We packed away a massive mixed green salad with olives, asparagus and tuna, followed by our lamb chops and a second round of cortados. Cortado means “to cut” as in cut the coffee with milk (half coffee, half milk served in a short glass). We were soon back on the road feeling fortified and ready to tackle the rest of today’s journey.

By the time we were near Algeciras, the sun was setting, headlights were on and we were feeling pretty jiggered. We stopped to top up on diesel and LPG and, as we had been seeing various ticket offices selling ferry tickets dotted along the road, decided to stop in for a price. Now we know that in Algeciras at Viajes Normandie (36.17916667, -5.44111111 or 36°10’45.0″N 5°26’28.0″W) an open ticket return, and valid for up to a year, is €200. So when we got a quote for €355, we dismissed it immediately and set Google Maps to the Viajes office.

Just 1 final push to buy the tickets. We are well aware by now that it has been a very long day and in our previous experience, despite feeling fresh enough to drive, actually it’s a bit like scuba diving in cold water. After 20 minutes in single figure temperature 2 + 2 is now an impossible task ….as much as you feel that you are entirely capable. But when you test your responses, you know absolutely you’re not. So, as we approached the ticket office, now going on 8pm and spotted the free aire right opposite, the sensible thing was to pull in and stop for the night. Gibraltar will be better appreciated when we’re fresh tomorrow.

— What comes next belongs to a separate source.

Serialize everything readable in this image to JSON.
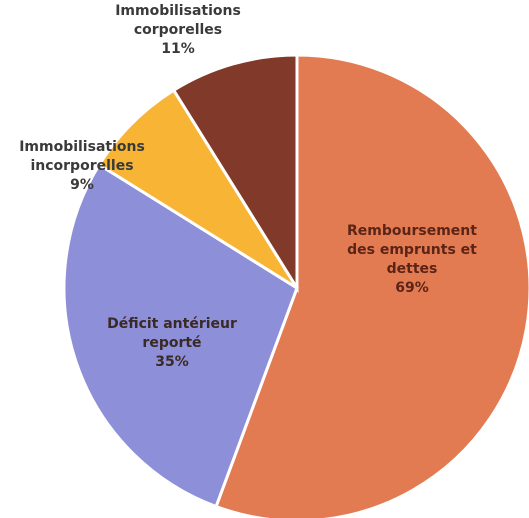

We were welcomed in to the office, dealt with super efficiently and warmly, ticket provided on presentation of our passports and a parting gift of biscuits and local bubbly (sparkling apple cider) pressed into our hands. Our Spanish heros! BTW the tickets from Viajes are for the slow ferry (2 hours for the crossing) but they are open both ways – just rock up at the ferry port 1 hour before departure).

We staggered back to Kaya, now pretty much dead on our feet. Luckily, the day before we left Cartagena had been designated as a day for cooking. I had found a lovely oxtail in a Mercadona freezer so that had been prepared into a warming stew and was a veritable life saver served piping hot with some local bread and butter.

Gas heating on, freshly showered and wrapped up in pajamas, we cuddled up in bed …… and fell asleep almost instantly.